Law produced a management plan for the Compagnie des Indes which separated its activities into two broad areas, commerce (including the mint) and the administration of the state’s indirect taxes and excise. Soon the regent added to these duties the collection of the taille, a land tax paid by the peasantry. On 4 January 1720 Law became comptroller-general of the king’s finances. The rest of Europe marvelled at the phoenix-like renaissance of a French superstate by means of adroit financial reforms. Lord Stanhope predicted that, on account of Law’s financial ingenuity, ‘even the Emperor, England and Holland combined will not be in a state to oppose France.’ However, the combination of despotism and financial wizardry in a royal-owned bank proved far less solid than the Bank of England, which, with its broad base of shareholders, was better able to withstand the storms that followed the bursting of the South Sea Bubble in 1720.
In France there was a run on the bank. Law was at first able to quell it, but was pushed into increasingly desperate expedients, including manipulation of the currency by decree.
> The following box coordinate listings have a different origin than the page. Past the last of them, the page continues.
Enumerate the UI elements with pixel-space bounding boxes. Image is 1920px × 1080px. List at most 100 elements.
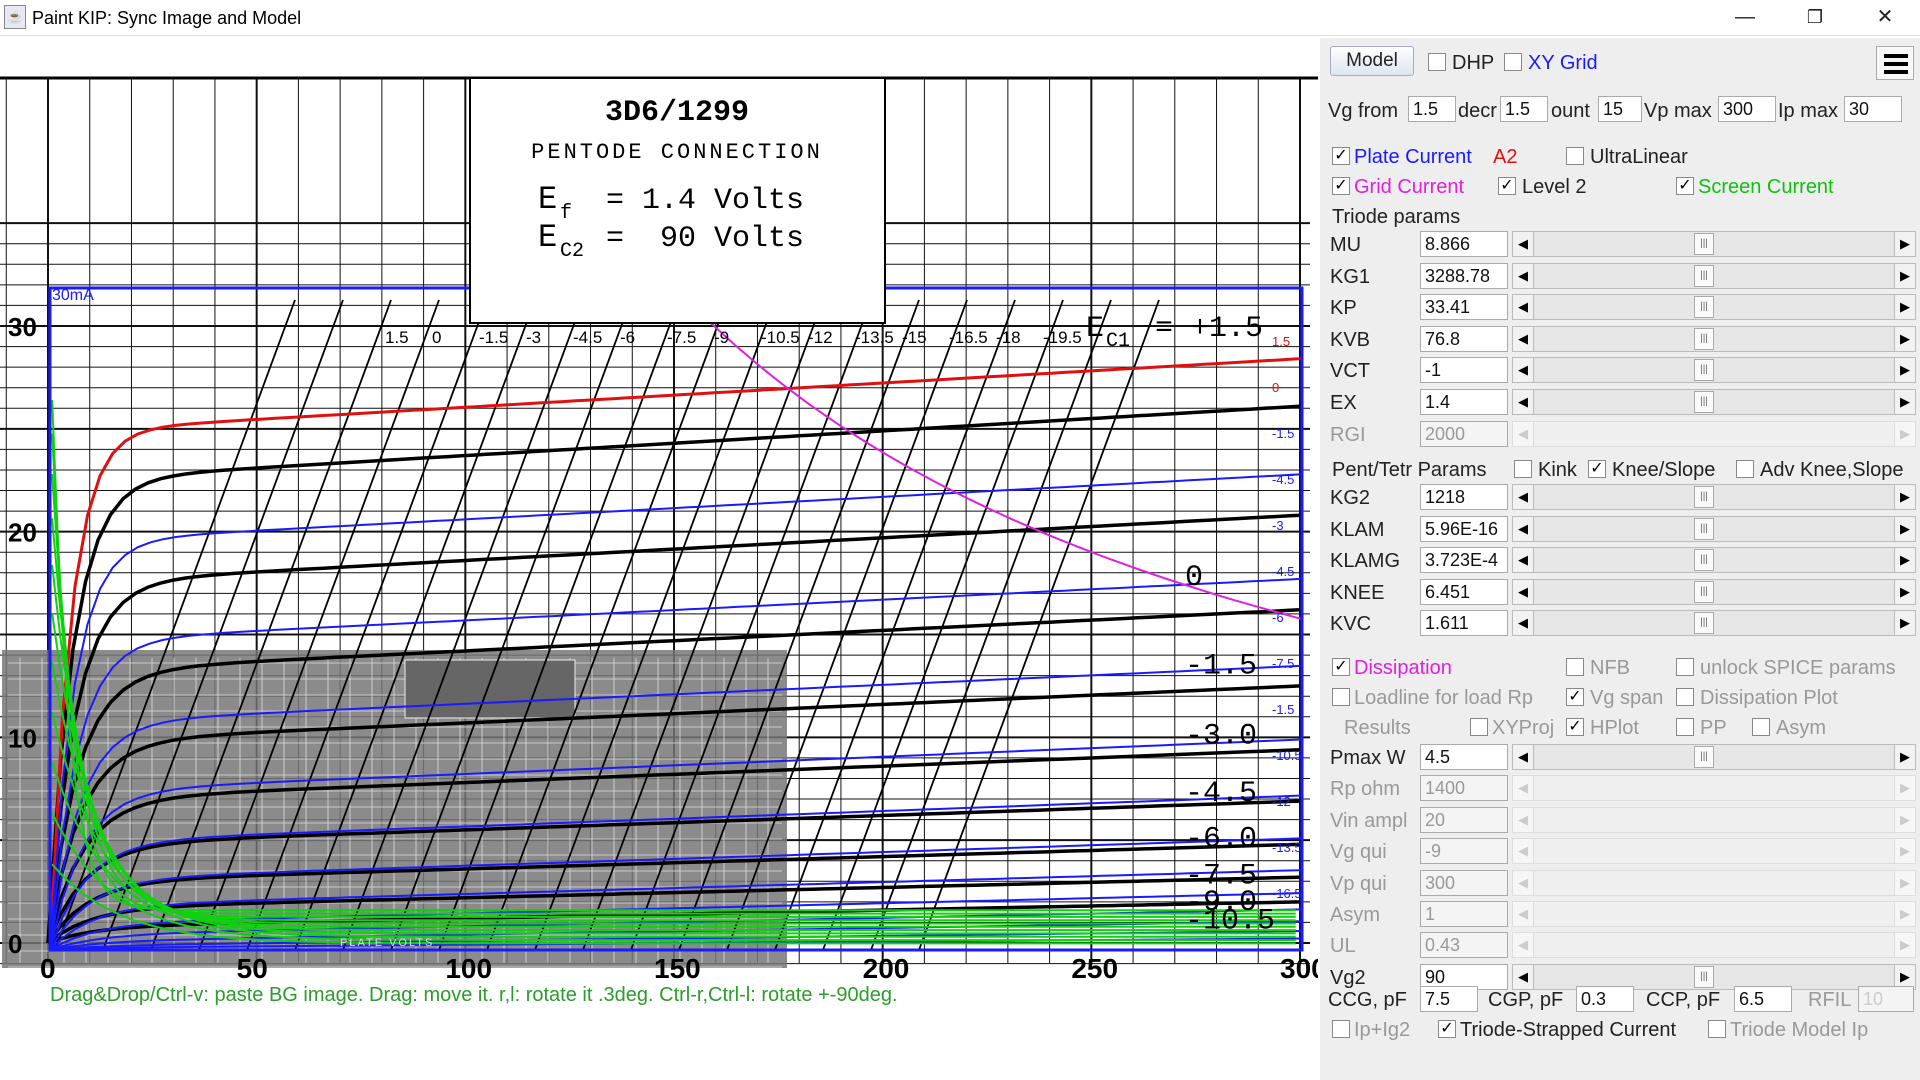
scroll-right-icon[interactable]: ▶ <box>1894 294 1916 321</box>
slider-track[interactable]: ||| <box>1534 357 1894 384</box>
dissipation-checkbox[interactable]: ✓ <box>1332 658 1350 676</box>
vg-from-field[interactable]: 1.5 <box>1408 96 1456 122</box>
cgp-field[interactable]: 0.3 <box>1576 986 1634 1012</box>
slider-track[interactable] <box>1534 901 1894 927</box>
slider-track[interactable] <box>1534 806 1894 833</box>
ip-ig2-checkbox[interactable] <box>1332 1020 1350 1038</box>
ex-slider[interactable]: ◀ ||| ▶ <box>1512 389 1916 415</box>
vg2-slider[interactable]: ◀ ||| ▶ <box>1512 963 1916 990</box>
scroll-right-icon[interactable]: ▶ <box>1894 932 1916 959</box>
scroll-left-icon[interactable]: ◀ <box>1512 262 1534 289</box>
scroll-right-icon[interactable]: ▶ <box>1894 744 1916 770</box>
asym-checkbox[interactable] <box>1752 718 1770 736</box>
plate-current-checkbox[interactable]: ✓ <box>1332 147 1350 165</box>
scroll-right-icon[interactable]: ▶ <box>1894 420 1916 447</box>
vct-field[interactable]: -1 <box>1420 357 1508 384</box>
vg-span-checkbox[interactable]: ✓ <box>1566 688 1584 706</box>
scroll-right-icon[interactable]: ▶ <box>1894 325 1916 352</box>
kp-slider[interactable]: ◀ ||| ▶ <box>1512 294 1916 321</box>
scroll-right-icon[interactable]: ▶ <box>1894 231 1916 257</box>
slider-thumb[interactable]: ||| <box>1694 327 1714 350</box>
model-button[interactable]: Model <box>1330 46 1414 76</box>
slider-track[interactable]: ||| <box>1534 325 1894 352</box>
scroll-left-icon[interactable]: ◀ <box>1512 869 1534 896</box>
scroll-right-icon[interactable]: ▶ <box>1894 775 1916 802</box>
vg-qui-field[interactable]: -9 <box>1420 838 1508 865</box>
scroll-left-icon[interactable]: ◀ <box>1512 294 1534 321</box>
rp-ohm-field[interactable]: 1400 <box>1420 775 1508 802</box>
scroll-left-icon[interactable]: ◀ <box>1512 515 1534 542</box>
scroll-left-icon[interactable]: ◀ <box>1512 744 1534 770</box>
scroll-right-icon[interactable]: ▶ <box>1894 838 1916 865</box>
ip-max-field[interactable]: 30 <box>1844 96 1902 122</box>
triode-strapped-checkbox[interactable]: ✓ <box>1438 1020 1456 1038</box>
slider-track[interactable]: ||| <box>1534 515 1894 542</box>
scroll-left-icon[interactable]: ◀ <box>1512 547 1534 574</box>
slider-track[interactable]: ||| <box>1534 547 1894 574</box>
pmax-w-field[interactable]: 4.5 <box>1420 744 1508 770</box>
vg-qui-slider[interactable]: ◀ ▶ <box>1512 838 1916 865</box>
klam-field[interactable]: 5.96E-16 <box>1420 515 1508 542</box>
slider-track[interactable]: ||| <box>1534 294 1894 321</box>
slider-thumb[interactable]: ||| <box>1694 486 1714 508</box>
kg1-field[interactable]: 3288.78 <box>1420 262 1508 289</box>
xyproj-checkbox[interactable] <box>1470 718 1488 736</box>
restore-button[interactable]: ❐ <box>1780 0 1850 36</box>
scroll-right-icon[interactable]: ▶ <box>1894 806 1916 833</box>
slider-thumb[interactable]: ||| <box>1694 612 1714 635</box>
kg2-slider[interactable]: ◀ ||| ▶ <box>1512 484 1916 510</box>
hplot-checkbox[interactable]: ✓ <box>1566 718 1584 736</box>
scroll-left-icon[interactable]: ◀ <box>1512 963 1534 990</box>
adv-knee-checkbox[interactable] <box>1736 460 1754 478</box>
scroll-left-icon[interactable]: ◀ <box>1512 775 1534 802</box>
scroll-right-icon[interactable]: ▶ <box>1894 357 1916 384</box>
count-field[interactable]: 15 <box>1598 96 1642 122</box>
scroll-right-icon[interactable]: ▶ <box>1894 484 1916 510</box>
scroll-right-icon[interactable]: ▶ <box>1894 547 1916 574</box>
slider-track[interactable]: ||| <box>1534 744 1894 770</box>
scroll-left-icon[interactable]: ◀ <box>1512 231 1534 257</box>
slider-track[interactable]: ||| <box>1534 231 1894 257</box>
vp-max-field[interactable]: 300 <box>1718 96 1776 122</box>
slider-track[interactable]: ||| <box>1534 484 1894 510</box>
scroll-left-icon[interactable]: ◀ <box>1512 838 1534 865</box>
rgi-slider[interactable]: ◀ ▶ <box>1512 420 1916 447</box>
rgi-field[interactable]: 2000 <box>1420 420 1508 447</box>
ccp-field[interactable]: 6.5 <box>1734 986 1792 1012</box>
kink-checkbox[interactable] <box>1514 460 1532 478</box>
close-button[interactable]: ✕ <box>1850 0 1920 36</box>
knee-field[interactable]: 6.451 <box>1420 578 1508 605</box>
scroll-right-icon[interactable]: ▶ <box>1894 901 1916 927</box>
scroll-left-icon[interactable]: ◀ <box>1512 325 1534 352</box>
minimize-button[interactable]: — <box>1710 0 1780 36</box>
klamg-slider[interactable]: ◀ ||| ▶ <box>1512 547 1916 574</box>
decr-field[interactable]: 1.5 <box>1500 96 1548 122</box>
graph-canvas[interactable]: 3D6/1299 PENTODE CONNECTION E f = 1.4 Vo… <box>0 38 1318 1080</box>
slider-track[interactable]: ||| <box>1534 262 1894 289</box>
knee-slider[interactable]: ◀ ||| ▶ <box>1512 578 1916 605</box>
screen-current-checkbox[interactable]: ✓ <box>1676 177 1694 195</box>
scroll-left-icon[interactable]: ◀ <box>1512 578 1534 605</box>
klamg-field[interactable]: 3.723E-4 <box>1420 547 1508 574</box>
triode-model-ip-checkbox[interactable] <box>1708 1020 1726 1038</box>
slider-thumb[interactable]: ||| <box>1694 233 1714 255</box>
scroll-right-icon[interactable]: ▶ <box>1894 610 1916 637</box>
kvc-field[interactable]: 1.611 <box>1420 610 1508 637</box>
scroll-right-icon[interactable]: ▶ <box>1894 869 1916 896</box>
slider-thumb[interactable]: ||| <box>1694 296 1714 319</box>
ul-field[interactable]: 0.43 <box>1420 932 1508 959</box>
kg2-field[interactable]: 1218 <box>1420 484 1508 510</box>
asym-field[interactable]: 1 <box>1420 901 1508 927</box>
slider-track[interactable]: ||| <box>1534 389 1894 415</box>
scroll-left-icon[interactable]: ◀ <box>1512 389 1534 415</box>
unlock-spice-checkbox[interactable] <box>1676 658 1694 676</box>
xy-grid-checkbox[interactable] <box>1504 53 1522 71</box>
scroll-left-icon[interactable]: ◀ <box>1512 484 1534 510</box>
kg1-slider[interactable]: ◀ ||| ▶ <box>1512 262 1916 289</box>
scroll-right-icon[interactable]: ▶ <box>1894 262 1916 289</box>
slider-track[interactable] <box>1534 932 1894 959</box>
knee-slope-checkbox[interactable]: ✓ <box>1588 460 1606 478</box>
kp-field[interactable]: 33.41 <box>1420 294 1508 321</box>
scroll-left-icon[interactable]: ◀ <box>1512 357 1534 384</box>
vp-qui-field[interactable]: 300 <box>1420 869 1508 896</box>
Eventually, under extreme pressure, his plans had to be put into reverse, and the duties of the Compagnie des Indes were transferred back to the state. Law announced that the new notes would cease to be legal tender, which soon had creditors complaining that their debtors had become too prompt – repaying them in soon-to-be-worthless paper money. ‘He who receives what was owing to him reckons himself undone,’ one English official wrote from Paris; ‘He who pays his debts is thought unjust.’ By July 1720 the royal bank had gone bust, and Law’s financial gamble had failed. He fled France on Christmas Eve that year, and spent his last years in a second exile, dying in Venice in 1729. In France the regent reverted to the old regime of venal offices and annuities, whose collapse in the 1780s ushered in a revolution far more sweeping than Law’s.
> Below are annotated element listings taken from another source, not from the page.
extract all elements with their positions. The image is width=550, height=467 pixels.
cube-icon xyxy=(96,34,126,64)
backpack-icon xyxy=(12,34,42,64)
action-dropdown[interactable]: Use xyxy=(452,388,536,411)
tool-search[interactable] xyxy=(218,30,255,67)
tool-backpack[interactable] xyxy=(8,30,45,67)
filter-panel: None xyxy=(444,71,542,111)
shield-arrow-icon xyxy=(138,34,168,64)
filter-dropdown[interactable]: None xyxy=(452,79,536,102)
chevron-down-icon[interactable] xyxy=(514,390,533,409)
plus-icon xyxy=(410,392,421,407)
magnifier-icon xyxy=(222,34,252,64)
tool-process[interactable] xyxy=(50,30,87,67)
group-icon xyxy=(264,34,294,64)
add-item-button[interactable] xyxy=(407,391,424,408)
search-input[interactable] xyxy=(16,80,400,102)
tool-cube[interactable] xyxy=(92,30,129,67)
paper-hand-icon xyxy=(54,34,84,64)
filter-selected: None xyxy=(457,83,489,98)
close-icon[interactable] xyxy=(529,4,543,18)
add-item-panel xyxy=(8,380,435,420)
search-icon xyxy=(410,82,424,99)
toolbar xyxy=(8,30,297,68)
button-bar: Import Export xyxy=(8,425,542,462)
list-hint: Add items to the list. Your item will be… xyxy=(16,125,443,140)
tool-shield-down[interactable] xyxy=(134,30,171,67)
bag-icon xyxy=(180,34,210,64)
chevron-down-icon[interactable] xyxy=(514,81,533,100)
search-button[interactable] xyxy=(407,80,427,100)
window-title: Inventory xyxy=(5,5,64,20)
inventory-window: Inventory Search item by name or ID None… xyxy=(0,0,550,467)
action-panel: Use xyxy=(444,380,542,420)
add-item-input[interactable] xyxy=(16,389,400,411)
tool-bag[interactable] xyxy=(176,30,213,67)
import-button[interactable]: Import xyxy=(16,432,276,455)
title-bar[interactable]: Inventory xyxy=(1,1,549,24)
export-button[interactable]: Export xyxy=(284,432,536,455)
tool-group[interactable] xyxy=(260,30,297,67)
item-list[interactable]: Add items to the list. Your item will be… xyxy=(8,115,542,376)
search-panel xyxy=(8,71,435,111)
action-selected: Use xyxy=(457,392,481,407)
Making sense of Law’s career – even locating him in the sources at certain points – is a major feat of scholarship. Most of the material Buchan uses is in English, French, Italian or Dutch, with a smattering in other languages and some Jacobite correspondence in code. Apart from the ‘blizzard’ of paper generated by his brief career at the helm of French public finances, Law is an elusive presence in the archives. Buchan finds his quarry under several variants of his name, not only as Laws, but as Lau, Laus, Lavv, Las, Lass and Laur, among others. He thinks he detects him for a time under the assumed name of George Seignior, and much later as a Mr Gardiner; Law also surfaces in Jacobite cipher under pseudonyms such as Ashburn or Arrington or as a number: ‘888’. Despite the fluency of Buchan’s prose and his gifts as a biographer, this is a book whose highly complex narratives – both personal and financial – make serious demands of the reader.
Law’s system evaporated as if it had never been, though a special commission continued to deliberate on his personal financial obligations until the outbreak of the French Revolution. There is, however, one tangible remnant of the wealth generated in France at the zenith of his career. The duc de Bourbon cashed in at a propitious juncture, using his capital gains to build the Great Stables at Chantilly. Law’s ‘monument,’ Buchan observes, ‘is a cathedral to the horse.’